The Bush administration promised to grant refuge to 7,000 Iraqis during this fiscal year, which ended Sept. 30; just 1,608 were admitted. It plans to take in 12,000 in fiscal 2008. (Sweden, which opposed the Iraq war, has already admitted more and plans to resettle 20,000 Iraqis this year alone.)

Why the delays? There are many technicalities, of a pattern that suggests the White House is in no hurry to speed the Iraqis to safety. If he cared to liberate the refugees from their bureaucratic purgatory, President Bush could start with a telephone call to the Department of Homeland Security. On Secretary Michael Chertoff’s desk languish a number of proposed fixes, including a plan endorsed by U.S. Ambassador to Iraq Ryan Crocker and human rights groups to allow asylum seekers to be interviewed via videoconference rather than in face-to-face meetings. Bush could also endorse legislation: A good bill pending in the House would admit 15,000 Iraqi refugees each year through 2011 and allow them to request asylum from the U.S. Embassy in Baghdad.
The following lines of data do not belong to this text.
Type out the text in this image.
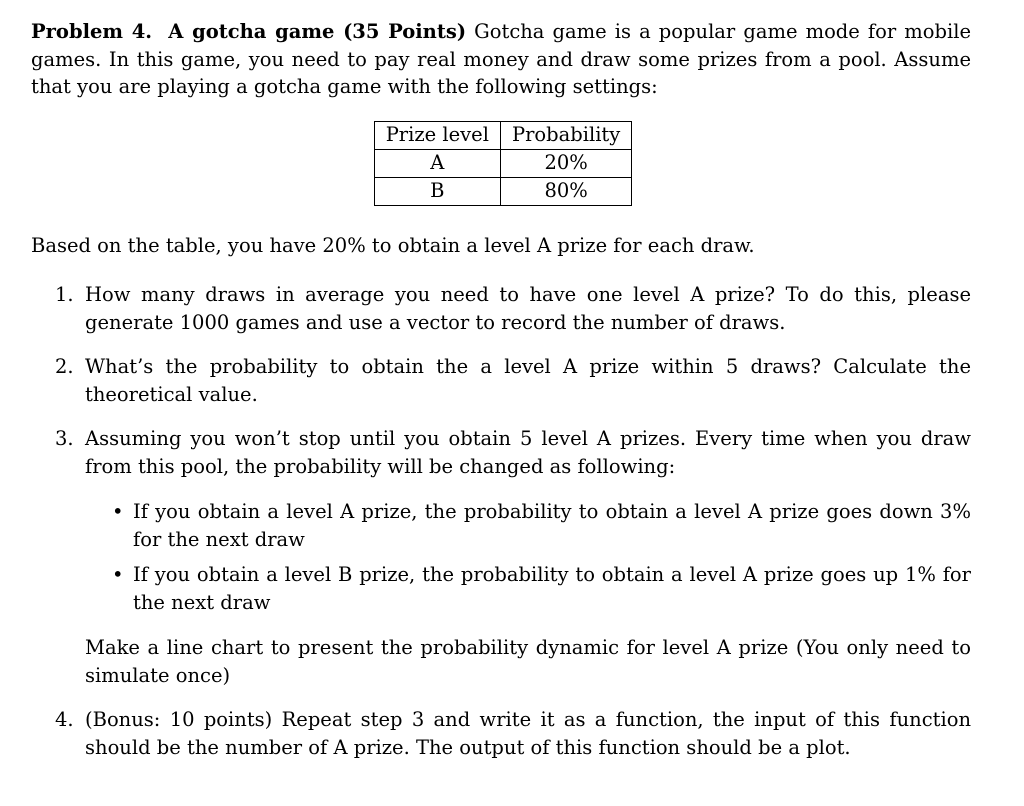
Problem 4. A gotcha game (35 Points) Gotcha game is a popular game mode for mobile games. In this game, you need to pay real money and draw some prizes from a pool. Assume that you are playing a gotcha game with the following settings:

Prize level	Probability
A	20%
B	80%

Based on the table, you have 20% to obtain a level A prize for each draw.

1. How many draws in average you need to have one level A prize? To do this, please generate 1000 games and use a vector to record the number of draws.
2. What’s the probability to obtain the a level A prize within 5 draws? Calculate the theoretical value.
3. Assuming you won’t stop until you obtain 5 level A prizes. Every time when you draw from this pool, the probability will be changed as following:
• If you obtain a level A prize, the probability to obtain a level A prize goes down 3% for the next draw
• If you obtain a level B prize, the probability to obtain a level A prize goes up 1% for the next draw

Make a line chart to present the probability dynamic for level A prize (You only need to simulate once)

4. (Bonus: 10 points) Repeat step 3 and write it as a function, the input of this function should be the number of A prize. The output of this function should be a plot.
In the 1990s, President Clinton twice saved refugees with the stroke of a pen, rescuing more than 6,600 U.S.-allied Kurds under attack by Saddam Hussein in northern Iraq and flying them to Guam, where they were granted asylum, and airlifting more than 4,000 Kosovars to Ft. Dix, N.J., for resettlement in this country. It’s telling that no such rescue operation is even under discussion today.

Many of the Iraqi refugees are caught in a ongoing nightmare. Even those who have been shot at or kidnapped cannot request asylum in Baghdad. They must make it to another country -- if they can -- before they can petition the U.N. for help, the first step in the process. Yet Iraq’s overwhelmed neighbors, Jordan and Syria, are doing their best to keep new refugees out. And Iraqis who are living in limbo in many countries are now overstaying their temporary visas, wondering whether to go underground or return to Iraq.

Meanwhile, Damascus won’t give Homeland Security officials visas so that they can interview Iraqis in Syria, where more than a million now reside. The officials are required to interview each applicant, and they want to do it in person, not by video, to make sure they admit no terrorists. Even if the officials can’t get into Syria, the U.S. will easily be able to fill this year’s quota of 12,000 Iraqis from qualified applicants in Jordan. But that means Iraqis stranded in Syria -- even former U.S. employees -- are out of luck.

The White House may hope that the troop “surge” will succeed in quelling violence to the point where the refugees will go home. Or perhaps it fears that images of airlifts would send the message that the U.S. is “losing” Iraq, or trigger a stampede among the vital Iraqi workers the U.S. still desperately needs. With the historic example of the Palestinians before his eyes, Bush must realize that embittered Iraqi refugees stranded all over the Muslim world would likely feel betrayed by the United States -- and the strain on their host nations could begin a new cycle of misery in the Mideast. If Bush won’t end this cynical, heartless and self-defeating U.S. policy of delay, Congress should.